Photos et anecdotes égrainent ce chapitre premier long de vingt pages.

Connaître le sentier. L’aspirant restaurateur poursuit ensuite son parcours initiatique à travers un deuxième chapitre, plus technique : « Connaître le sentier et ses problématiques. » L’ouvrage propose de répondre à tout un lot de questionnements et offre, pour ce faire, plusieurs fiches techniques d’analyse à remplir. Celles-ci visent à l’observation du sentier afin d’y rechercher les caractéristiques physiques, patrimoniales, d’usages et de gestion. Voici les questions fondamentales à se poser afin de réaliser un diagnostic fin pour votre projet : quelle fréquentation, quelle histoire, quelles caractéristiques physiques, quel statut foncier, quelles dégradations ?
Cette étape est indispensable pour établir la stratégie d’approche et la méthode d’aménagement du sentier. Les bonnes décisions passent par la réponse à ces interrogations.
Bien sûr, les fiches d’analyse proposées ne sont que des exemples, elles donnent au gestionnaire le cadre de ce que doit contenir une étude complète des sentiers. Pour bien comprendre l’intérêt de ces grilles d’analyse, on se reportera à la fiche concernant les caractéristiques techniques reproduites (voir schéma 1).
Le chapitre s’attarde sur le diagnostic de dégradation. Il propose au lecteur, après qu’il a séquencé l’itinéraire, c’est-à-dire qu’il a décomposé le sentier en sections, de remplir une grille (tableau 3) lui permettant d’affiner son diagnostic de dégradation et l’autorisant à définir sa stratégie d’intervention. Une boîte à outils : ouvrages possibles à réaliser en vue d’une réhabilitation adéquate en fonction des dégradations, est également proposée.
S’agit-il d’une dégradation liée à la mauvaise qualité de l’assiette, à l’eau, à la pente ? Les versants sont-ils instables ? Ou bien faut-il intervenir du fait de l’insécurité (chute de pierres possibles…) ou d’atteintes paysagères et environnementales (raccourcis indésirables, zone écologiquement sensible…) ? Des solutions indicatives sont alors décrites dans un chapitre trois.

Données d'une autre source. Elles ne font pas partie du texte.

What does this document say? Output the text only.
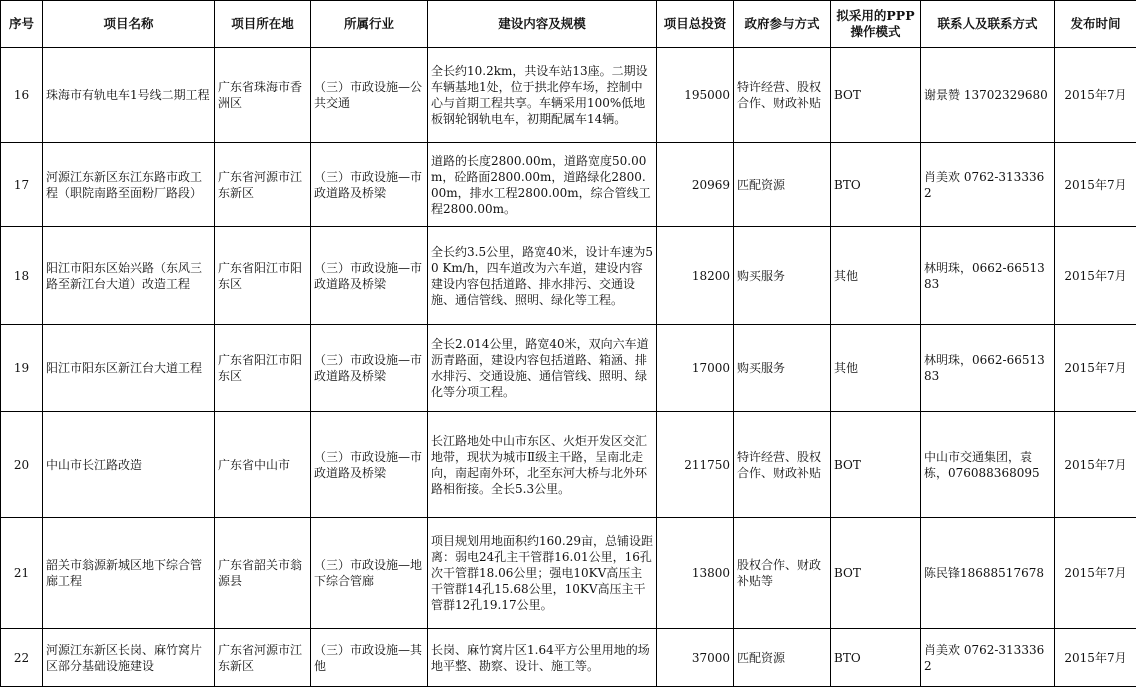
序号	项目名称	项目所在地	所属行业	建设内容及规模	项目总投资	政府参与方式	拟采用的PPP操作模式	联系人及联系方式	发布时间
16	珠海市有轨电车1号线二期工程	广东省珠海市香洲区	（三）市政设施—公共交通	全长约10.2km，共设车站13座。二期设车辆基地1处，位于拱北停车场，控制中心与首期工程共享。车辆采用100%低地板钢轮钢轨电车，初期配属车14辆。	195000	特许经营、股权合作、财政补贴	BOT	谢景赞 13702329680	2015年7月
17	河源江东新区东江东路市政工程（职院南路至面粉厂路段）	广东省河源市江东新区	（三）市政设施—市政道路及桥梁	道路的长度2800.00m，道路宽度50.00m，砼路面2800.00m，道路绿化2800.00m，排水工程2800.00m，综合管线工程2800.00m。	20969	匹配资源	BTO	肖美欢 0762-3133362	2015年7月
18	阳江市阳东区始兴路（东风三路至新江台大道）改造工程	广东省阳江市阳东区	（三）市政设施—市政道路及桥梁	全长约3.5公里，路宽40米，设计车速为50 Km/h，四车道改为六车道，建设内容建设内容包括道路、排水排污、交通设施、通信管线、照明、绿化等工程。	18200	购买服务	其他	林明珠，0662-6651383	2015年7月
19	阳江市阳东区新江台大道工程	广东省阳江市阳东区	（三）市政设施—市政道路及桥梁	全长2.014公里，路宽40米，双向六车道沥青路面，建设内容包括道路、箱涵、排水排污、交通设施、通信管线、照明、绿化等分项工程。	17000	购买服务	其他	林明珠，0662-6651383	2015年7月
20	中山市长江路改造	广东省中山市	（三）市政设施—市政道路及桥梁	长江路地处中山市东区、火炬开发区交汇地带，现状为城市Ⅱ级主干路，呈南北走向，南起南外环，北至东河大桥与北外环路相衔接。全长5.3公里。	211750	特许经营、股权合作、财政补贴	BOT	中山市交通集团，袁栋，076088368095	2015年7月
21	韶关市翁源新城区地下综合管廊工程	广东省韶关市翁源县	（三）市政设施—地下综合管廊	项目规划用地面积约160.29亩，总铺设距离：弱电24孔主干管群16.01公里，16孔次干管群18.06公里；强电10KV高压主干管群14孔15.68公里，10KV高压主干管群12孔19.17公里。	13800	股权合作、财政补贴等	BOT	陈民锋18688517678	2015年7月
22	河源江东新区长岗、麻竹窝片区部分基础设施建设	广东省河源市江东新区	（三）市政设施—其他	长岗、麻竹窝片区1.64平方公里用地的场地平整、勘察、设计、施工等。	37000	匹配资源	BTO	肖美欢 0762-3133362	2015年7月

Le lecteur l’aura compris, ce troisième chapitre est très technique. Soit dit en passant, il ne manquera pas d’être utile pour constituer les cahiers des charges d’appels d’offres. Emportées sur le terrain, ces fiches techniques permettront également d’adapter les solutions proposées à la réalité des lieux.
Aménagements de l’assiette du sentier, ouvrages de gestion des eaux, revêtements de sols, ouvrages de franchissement de dénivellation, d’élévation et soutènement, de stabilité de versant, dispositifs de lisibilité du tracé… les ouvrages classés par famille donnent lieu à des schémas expliquant les principes de mise en œuvre, les domaines d’utilisation de chaque ouvrage, les matériaux à utiliser mais aussi les conditions de pérennité.
C’est ainsi que l’on apprend que, concernant les murs de soutènement et murets maçonnés à la chaux : « Si les principes constructifs (y compris le drainage) ont été correctement respectés, la durée de vie de ce type d’ouvrage est d’une trentaine d’années minimum hors désordre géotechnique exceptionnel. »
Un exemple repris dans ces deux pages illustre, mieux qu’un long discours, l’utilité de ce volume dont la clarté, la précision et la simplicité sont à mettre en exergue.
Afin de ne pas laisser le lecteur seul face à ces choix, un quatrième chapitre présente des chantiers déjà réalisés. On y puise des éléments pour évaluer vos besoins humains, matériels… et bien sûr le temps et le coût de réalisation. Il s’agit d’un résumé de chaque chantier qui présente les choix stratégiques des gestionnaires.